Titillée la dessus par l’excellente Michèle Rivasi, Roselyne Bachelot a été obligé de reconnaitre en fin de compte la vérité, que les entreprises pharmaceutiques peuvent seulement être poursuivi en cas de défaillance du vaccin, mais en aucun cas, ils ne pourront être blâmé concernant d’éventuels effets secondaires, alors que c’est bel et bien la qu’on les attends.
Donc, exactement comme aux USA, personne ne pourra porter plainte contre les entreprises pharmaceutiques s’il subit des complications, graves ou pas, suite à sa vaccination.
D’autre part, à voir le casting de l’émission, Michèle Rivasi, Roselyne Bachelot, Yves Calvitie, Michel CHASSANG, Patrick PERETTI-WATEL, Jean-François DELFRAISSY et Jean-Daniel FLAYSAKIER, on se retrouve avec une unique personne en le nom de Michèle Rivasi, totalement diabolisée, neutralisée et rabaissé, contre 6 autres se relayant la parole et l’interrompant dès sa moindre prise de parole.
Soyons sérieux, cette émission semble à 100% taillé pour mettre dans l’esprit des Français que le gouvernement a repris la main concernant la pandémie, les pauvres Français n’auront plus à s’égarer sur les vilains sites d’informations alternatives, qui ne comprennent rien à rien et qui ne sont que des marchands de peur. Si vous n’êtes pas arrivé par vous-même à cette même conclusion, le bon sociologue Patrick PERETTI-WATEL est la pour vous expliquer comment vous avez perçu les choses et comment vous devez les percevoir, donc pas d’inquiétudes.
Pour en revenir à un cadre plus général, il est extrêmement important de remarquer que les médias officiels ont minimisé au minimum la nouvelle très sérieuse et inquiètante d’une mutation du virus H1N1 vers une forme plus létale. Quasiment aucun média n’a repris l’information, ce qui semble très bizarre étant donné la gravité de cette nouvelle.

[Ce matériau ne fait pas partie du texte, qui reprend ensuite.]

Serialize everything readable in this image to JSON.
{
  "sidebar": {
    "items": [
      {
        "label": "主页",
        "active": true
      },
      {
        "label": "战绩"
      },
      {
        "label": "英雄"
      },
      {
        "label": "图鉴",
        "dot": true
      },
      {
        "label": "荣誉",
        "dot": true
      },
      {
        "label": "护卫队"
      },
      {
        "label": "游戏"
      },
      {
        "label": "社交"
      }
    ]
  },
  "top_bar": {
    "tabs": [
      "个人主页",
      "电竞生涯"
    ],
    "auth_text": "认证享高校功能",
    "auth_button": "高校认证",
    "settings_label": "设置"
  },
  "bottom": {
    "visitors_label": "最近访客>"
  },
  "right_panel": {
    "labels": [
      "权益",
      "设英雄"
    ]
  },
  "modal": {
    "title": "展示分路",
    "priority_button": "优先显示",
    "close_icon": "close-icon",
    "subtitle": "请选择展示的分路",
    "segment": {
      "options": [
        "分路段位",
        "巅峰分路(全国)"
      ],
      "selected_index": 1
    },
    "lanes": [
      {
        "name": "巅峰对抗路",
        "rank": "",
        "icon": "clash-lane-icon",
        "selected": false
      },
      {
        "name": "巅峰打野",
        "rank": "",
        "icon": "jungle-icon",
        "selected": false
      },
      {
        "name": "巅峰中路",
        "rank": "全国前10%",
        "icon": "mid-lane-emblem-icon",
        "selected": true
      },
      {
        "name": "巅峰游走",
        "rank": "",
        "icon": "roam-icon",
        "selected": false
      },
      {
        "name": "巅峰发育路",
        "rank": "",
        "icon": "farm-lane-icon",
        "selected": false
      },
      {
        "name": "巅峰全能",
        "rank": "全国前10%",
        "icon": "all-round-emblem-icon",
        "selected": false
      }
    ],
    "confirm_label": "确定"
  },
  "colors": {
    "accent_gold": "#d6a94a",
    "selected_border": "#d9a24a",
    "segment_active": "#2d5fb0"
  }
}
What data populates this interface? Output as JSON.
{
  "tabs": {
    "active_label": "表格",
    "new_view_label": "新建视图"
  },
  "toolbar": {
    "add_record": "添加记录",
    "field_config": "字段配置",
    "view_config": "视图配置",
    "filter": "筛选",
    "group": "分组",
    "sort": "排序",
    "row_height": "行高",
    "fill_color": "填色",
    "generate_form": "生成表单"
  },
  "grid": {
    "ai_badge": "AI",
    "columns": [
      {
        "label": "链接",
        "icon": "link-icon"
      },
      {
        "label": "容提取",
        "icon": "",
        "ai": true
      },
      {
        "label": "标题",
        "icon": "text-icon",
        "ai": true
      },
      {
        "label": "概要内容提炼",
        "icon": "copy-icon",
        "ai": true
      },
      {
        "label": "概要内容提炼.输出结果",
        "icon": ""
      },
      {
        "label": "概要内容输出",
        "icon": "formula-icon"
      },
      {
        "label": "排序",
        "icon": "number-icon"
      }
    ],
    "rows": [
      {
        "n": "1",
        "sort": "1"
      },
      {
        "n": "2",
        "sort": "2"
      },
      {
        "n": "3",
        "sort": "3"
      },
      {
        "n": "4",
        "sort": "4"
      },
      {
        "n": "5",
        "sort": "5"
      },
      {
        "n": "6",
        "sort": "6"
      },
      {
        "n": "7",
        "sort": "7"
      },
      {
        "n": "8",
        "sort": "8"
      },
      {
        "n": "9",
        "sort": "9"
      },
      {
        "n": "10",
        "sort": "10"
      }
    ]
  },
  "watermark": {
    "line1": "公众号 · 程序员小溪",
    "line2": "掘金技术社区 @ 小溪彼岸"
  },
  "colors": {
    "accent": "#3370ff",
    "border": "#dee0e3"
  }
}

Comme nous le savons tous, les médias officiels fonctionnent sur ordre et ne sont pas des médias libre de parole, ils ne sont qu’un moyen de communication privilégié pour permettre aux élites d’imposer leurs vues, leurs politiques, … leur vérité fabriquée de toute pièce, à l’ensemble des populations.
On peut donc, sans trop prendre de risque, penser que les médias officiels à travers le monde minimisent, voire ignorent délibérément la mutation du virus H1N1. Il n’est pas encore temps selon le plan initial de l’OMS et Big Pharma de profiter de cette information pour faire avancer leur « opération pandémie ». L’heure n’est pas à la panique pour le moment.
En effet, le taux de mortalité du virus H1N1 mutant se situe entre 0.5 et 0.7% des personnes infectées, ce qui donnerait un nombre de 10 000 décès en Ukraine, nous sommes très loin de ce chiffre avec moins de 400 morts jusqu’à présent déclarés en Ukraine.
Beaucoup de rapports venant d’Ukraine indiquent qu’un grand nombre de décès n’ont pas été comptabilisés comme étant dus à la nouvelle souche du virus H1N1, ceci vient confirmer qu’il existe bel et bien un trucage des résultats en Ukraine pour minimiser le nombre de mort.
La stratégie dictée aux gouvernements par l’OMS est pour le moment de minimiser au maximum le nombre de décès dus au nouveau virus, de parler le moins possible de la mutation du virus, d’attendre que l’OMS déclare successivement que la souche mutante s’est propagée tous les jours dans un nouveau pays. Une fois la mutation ayant officiellement atteint la totalité du globe, les médias et les gouvernements se mettront à donner les vrais chiffres concernant le nombre de décès du nouveau virus H1N1. Une compagne de terreur suivra pour convaincre les dernies récalcitrants.
Cette période risque de coïncider avec le gros de l’arrivée des vaccins, ce qui peut varier d’un pays à l’autre. En France cela est prévu entre fin Décembre et Janvier, la première vague de vaccination se terminant à la mi-Février, leur marge de manœuvre est donc assez grande pour ajuster leur timing le moment venu.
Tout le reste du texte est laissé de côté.